If you are a citizen in Dubai and if you are unhappy, then expect a call from the local police. Authorities in the city launched a survey on Wednesday (24 October) and asked citizens to choose from a frown, a smile or an unimpressed straight line, indicating whether or not they were happy in the United Arab Emirates (UAE).

The online poll comes as the city is aiming to break into the top-10 rankings of world's happiest cities by 2021, which marks the country's 50th founding anniversary.

William Davies, a senior lecturer at the University of London told the Associated Press: "This looks to me like an attempt to try to slightly frighten people into a) replying to the questions and b) replying to say they're happy because people really don't want to be rung by the local police with the question: Well, what's your problem?" He added: "But I don't know.

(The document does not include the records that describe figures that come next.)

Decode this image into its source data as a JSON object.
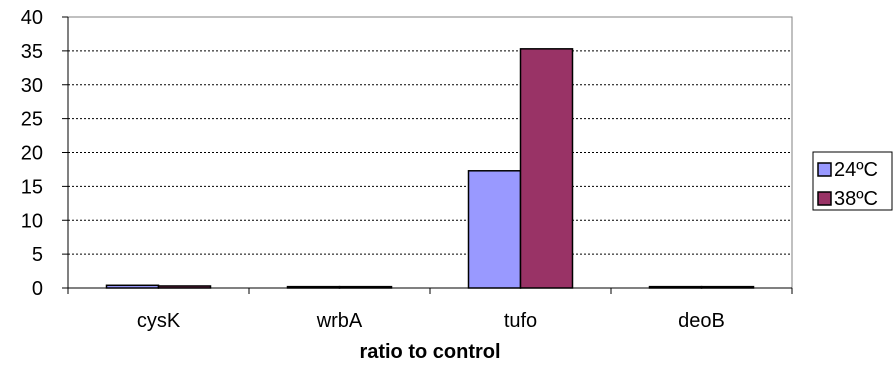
{
  "chart_data": {
    "type": "bar",
    "title": "",
    "xlabel": "ratio to control",
    "ylabel": "",
    "ylim": [
      0,
      40
    ],
    "yticks": [
      0,
      5,
      10,
      15,
      20,
      25,
      30,
      35,
      40
    ],
    "grid": "horizontal dashed",
    "legend_position": "right",
    "categories": [
      "cysK",
      "wrbA",
      "tufo",
      "deoB"
    ],
    "series": [
      {
        "name": "24ºC",
        "color": "#9999ff",
        "values": [
          0.4,
          0.2,
          17.3,
          0.2
        ]
      },
      {
        "name": "38ºC",
        "color": "#993366",
        "values": [
          0.3,
          0.2,
          35.3,
          0.2
        ]
      }
    ]
  }
}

Maybe there's something sincere about it."

He further warned that the happiness issue could "divert attention away from broader political or economic factors that might actually be... problematic or unjust".

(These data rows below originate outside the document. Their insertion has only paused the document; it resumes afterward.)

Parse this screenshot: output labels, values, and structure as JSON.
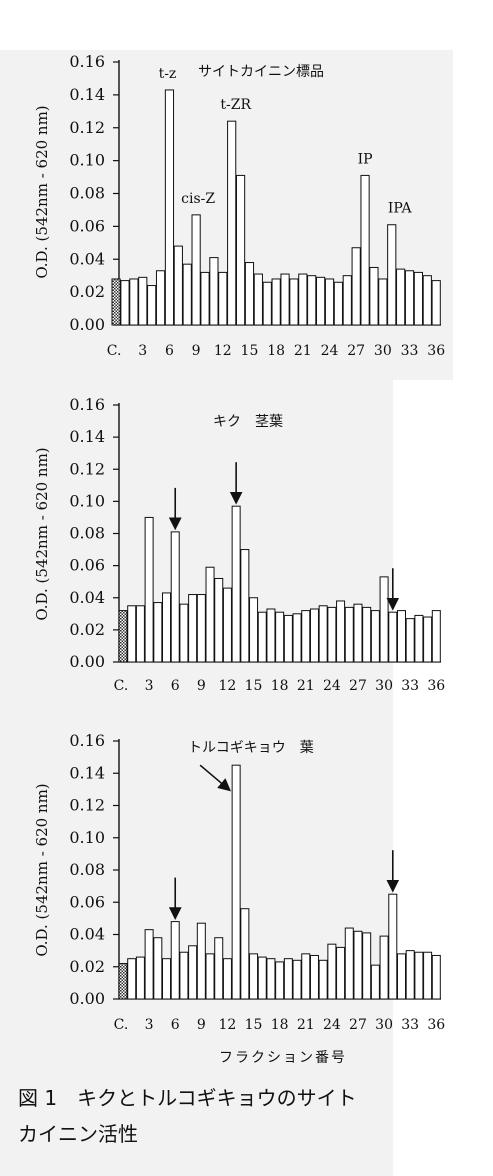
{
  "caption": {
    "line1": "図 1　キクとトルコギキョウのサイト",
    "line2": "カイニン活性"
  },
  "chart_data": [
    {
      "type": "bar",
      "title": "サイトカイニン標品",
      "ylabel": "O.D. (542nm - 620 nm)",
      "xlabel": "",
      "ylim": [
        0,
        0.16
      ],
      "yticks": [
        "0.00",
        "0.02",
        "0.04",
        "0.06",
        "0.08",
        "0.10",
        "0.12",
        "0.14",
        "0.16"
      ],
      "xticks": [
        "C.",
        "3",
        "6",
        "9",
        "12",
        "15",
        "18",
        "21",
        "24",
        "27",
        "30",
        "33",
        "36"
      ],
      "control_value": 0.028,
      "values": [
        0.027,
        0.028,
        0.029,
        0.024,
        0.033,
        0.143,
        0.048,
        0.037,
        0.067,
        0.032,
        0.041,
        0.032,
        0.124,
        0.091,
        0.038,
        0.031,
        0.026,
        0.028,
        0.031,
        0.028,
        0.031,
        0.03,
        0.029,
        0.028,
        0.026,
        0.03,
        0.047,
        0.091,
        0.035,
        0.028,
        0.061,
        0.034,
        0.033,
        0.032,
        0.03,
        0.027
      ],
      "annotations": [
        {
          "text": "t-z",
          "fraction": 6
        },
        {
          "text": "cis-Z",
          "fraction": 9
        },
        {
          "text": "t-ZR",
          "fraction": 13
        },
        {
          "text": "IP",
          "fraction": 28
        },
        {
          "text": "IPA",
          "fraction": 31
        }
      ]
    },
    {
      "type": "bar",
      "title": "キク　茎葉",
      "ylabel": "O.D. (542nm - 620 nm)",
      "xlabel": "",
      "ylim": [
        0,
        0.16
      ],
      "yticks": [
        "0.00",
        "0.02",
        "0.04",
        "0.06",
        "0.08",
        "0.10",
        "0.12",
        "0.14",
        "0.16"
      ],
      "xticks": [
        "C.",
        "3",
        "6",
        "9",
        "12",
        "15",
        "18",
        "21",
        "24",
        "27",
        "30",
        "33",
        "36"
      ],
      "control_value": 0.032,
      "values": [
        0.035,
        0.035,
        0.09,
        0.037,
        0.043,
        0.081,
        0.036,
        0.042,
        0.042,
        0.059,
        0.052,
        0.046,
        0.097,
        0.07,
        0.04,
        0.031,
        0.033,
        0.031,
        0.029,
        0.03,
        0.032,
        0.033,
        0.035,
        0.034,
        0.038,
        0.034,
        0.036,
        0.034,
        0.032,
        0.053,
        0.031,
        0.032,
        0.027,
        0.029,
        0.028,
        0.032
      ],
      "arrows_at": [
        6,
        13,
        31
      ]
    },
    {
      "type": "bar",
      "title": "トルコギキョウ　葉",
      "ylabel": "O.D. (542nm - 620 nm)",
      "xlabel": "フラクション番号",
      "ylim": [
        0,
        0.16
      ],
      "yticks": [
        "0.00",
        "0.02",
        "0.04",
        "0.06",
        "0.08",
        "0.10",
        "0.12",
        "0.14",
        "0.16"
      ],
      "xticks": [
        "C.",
        "3",
        "6",
        "9",
        "12",
        "15",
        "18",
        "21",
        "24",
        "27",
        "30",
        "33",
        "36"
      ],
      "control_value": 0.022,
      "values": [
        0.025,
        0.026,
        0.043,
        0.038,
        0.025,
        0.048,
        0.029,
        0.033,
        0.047,
        0.028,
        0.038,
        0.025,
        0.145,
        0.056,
        0.028,
        0.026,
        0.025,
        0.023,
        0.025,
        0.024,
        0.028,
        0.027,
        0.024,
        0.034,
        0.032,
        0.044,
        0.042,
        0.041,
        0.021,
        0.039,
        0.065,
        0.028,
        0.03,
        0.029,
        0.029,
        0.027
      ],
      "arrows_at": [
        6,
        13,
        31
      ]
    }
  ]
}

"It's possible to imagine a society which had great concern for happiness but very little concern for, say, human rights or the rights of minorities," Davies said.

Authorities have set up computers in government offices across Dubai to allow citizens to provide a feedback about their experience. Last year, as part of the "smart government" push, a ranking system was launched to learn if citizens were happy about municipal offices, including the Dubai police.

Under the current survey, police in Dubai have sent text messages and a link to a webpage asking citizens to answer the one question, "Are you happy in Dubai?" According to the police, they had received more than 200,000 responses on the first day itself. It was reported that 84% of the respondents said that they were happy, while 6% were neutral and 10% were unhappy.

Dubai's police chief Major General Khamis Mattar Al Mazeina said that they [the police] would call random people from those who claimed they were "unhappy" and if they were unhappy about something under our jurisdiction, the "we will help them... but if it has to do with another government entity, we will forward the issue to the concerned department".

However, he clarified that the police would not help those who were facing personal problems. UAE was ranked 20th on the United Nations' 2015 World Happiness Report, out of 158 countries, but is ranked number one in the Arab world.